ABD’de Başkanlık Seçimi Piyasa Belirsizliği Ortamında Gerçekleşiyor
ABD vatandaşları bugün, Cumhuriyetçi mevcut lider Donald Trump ile Demokrat aday Kamala Harris ortasında çekişmeli geçen bir yarışta bir sonraki liderlerini seçmek için sandık başına gidiyor. Bu seçimin sonucunun finansal piyasalar, global ticaret (özellikle Çin ve Avrupa ile) ve para siyaseti üzerinde kıymetli tesirleri olması bekleniyor.
ABD seçimleri şimdiden varlık fiyatlarında dalgalanmalara neden oldu; Hazine getirilerindeki ve ABD dolarındaki son artışlar, birtakım yatırımcıların Trump’ın kazanacağını beklediğine işaret ediyor. Lakin anketler Harris ile çekişmeli bir yarış gösteriyor ve Demokratların zaferi piyasada süratli değişimlere yol açabilir. Yatırımcılar öncelikle kesin bir sonuç bekliyor, zira sonuçlanmamış bir seçim uzun periyodik belirsizliğe ve piyasa istikrarı için risklere neden olabilir.
Diğer finansal haberlerde, Bitcoin rekor düzeylere yaklaşıyor ve kimileri bunu Trump’ın yine seçilme muhtemelliğine bağlıyor.
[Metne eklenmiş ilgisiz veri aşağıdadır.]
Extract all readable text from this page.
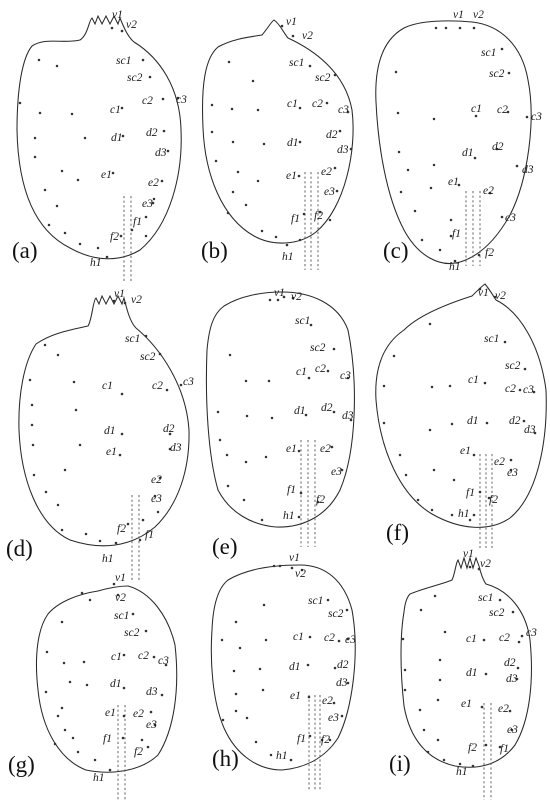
v1
v2
sc1
sc2
c1
c2 c3
d1 d2
d3
e1
e2
e3
f1
f2
h1
(a)
v1
v2
sc1
sc2
c1 c2 c3
d1
d2
d3
e1 e2
e3
f1 f2
h1
(b)
v1 v2
sc1
sc2
c1 c2
c3
d1 d2
d3
e1
e2
e3
f1
f2
h1
(c)
v1 v2
sc1
sc2
c1	c2 c3
d1	d2
d3
e1
e2
e3
f1
f2
h1
(d)
v1 v2
sc1
sc2
c1 c2
c3
d1 d2
d3
e1 e2
e3
f1
f2
h1
(e)
v1 v2
sc1
sc2
c1
c2 c3
d1	d2
d3
e1
e2
e3
f1
f2
h1
(f)
v1
v2
sc1
sc2
c1 c2 c3
d1
d3
e1 e2
e3
f1
f2
h1
(g)
v1
v2
sc1
sc2
c1 c2 c3
d1	d2
d3
e1 e2
e3
f1 f2
h1
(h)
v1
v2
sc1
sc2
c1 c2 c3
d1
d2
d3
e1 e2
e3
f1
f2
h1
(i)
Seçimin akabinde, Federal Reserve Çarşamba günü faiz oranı toplantısına başlayacak. Merkez bankasının kararları, büyüme ve enflasyonu etkileyecek olan yeni idarenin siyasetlerinden etkilenebilir. Son datalar güçlü bir ABD iktisadına işaret etse de, Fed’in Perşembe günü faiz oranlarını 25 baz puan düşürmesi bekleniyor. Bu, Eylül ayında başlatılan 50 baz puanlık indirime kıyasla daha muhafazakar bir atılım olacak.
Yatırımcılar, Fed’in açıklamasına ve Lider Jerome Powell’ın basın toplantısına gelecekteki faiz indirimleri konusunda ipuçları için bakacak. Mevcut vadeli süreçler, yıl sonuna kadar yaklaşık 120 baz puanlık indirim öngörüyor.
Çin’in Perşembe günü Ekim ayı ticaret sayılarını açıklaması bekleniyor. Trump’ın vazifede kalması durumunda, kıymetli tarifeleri tehdit etmesi nedeniyle bu raporun son güçlü ihracat raporlarından biri olabileceği telaşı var. Çin’in ihracat bölümü, ABD’ye yıllık 400 milyar doların üzerinde mal satıyor ve Trump’ın yine seçilmesi durumunda kıymetli tesirlerle karşılaşabilir.
Ayrıca, 9 Kasım’da açıklanması planlanan Çin’in Ekim ayı enflasyon dataları, ekonomiyi canlandırmayı amaçlayan Eylül ayı teşvik tedbirlerinin aktifliğinin birinci göstergesi olarak yakından izlenecek.
Dünya genelindeki merkez bankaları, Trump’ın zaferi ve ticaret savaşı mümkünlüğünün siyasetlerini etkileyebileceği için ABD seçim sonuçlarını izliyor. İngiltere Merkez Bankası’nın Perşembe günü faiz oranlarını 25 baz puan düşürmesi beklenirken, Avustralya Merkez Bankası’nın kalıcı enflasyon nedeniyle gelecek yıla kadar faiz indirimine gitmesi beklenmiyor.
Gelişmekte olan piyasalar da baskı altında; Meksika pezosu iki yılın en düşük düzeyine geriledi ve gelişmekte olan piyasalardan çıkışlar, güçlü ABD doları ve yüksek getiriler nedeniyle iki yılın en yüksek düzeyine ulaştı. Brezilya merkez bankasının Çarşamba günü faiz oranlarını 50 baz puan artırması bekleniyor. Bu, Eylül ayındaki 25 baz puanlık artışın akabinde gelecek ve enflasyonun yıl sonuna kadar %4,5’lik amaç aralığını aşması öngörülüyor.
Polonya ve Çek Cumhuriyeti dahil olmak üzere gelişmekte olan Avrupa’daki merkez bankaları da kararlarla karşı karşıya; Polonya’nın Çarşamba günü faiz kararını açıklaması beklenirken, Çek Cumhuriyeti’nin Perşembe günü faiz oranlarını düşürmesi beklenen.
Reuters bu makaleye katkıda bulunmuştur.
Bu makale yapay zekanın dayanağıyla oluşturulmuş, çevrilmiş ve bir editör tarafından incelenmiştir. Daha fazla bilgi için Kaide ve Şartlar kısmımıza bakın.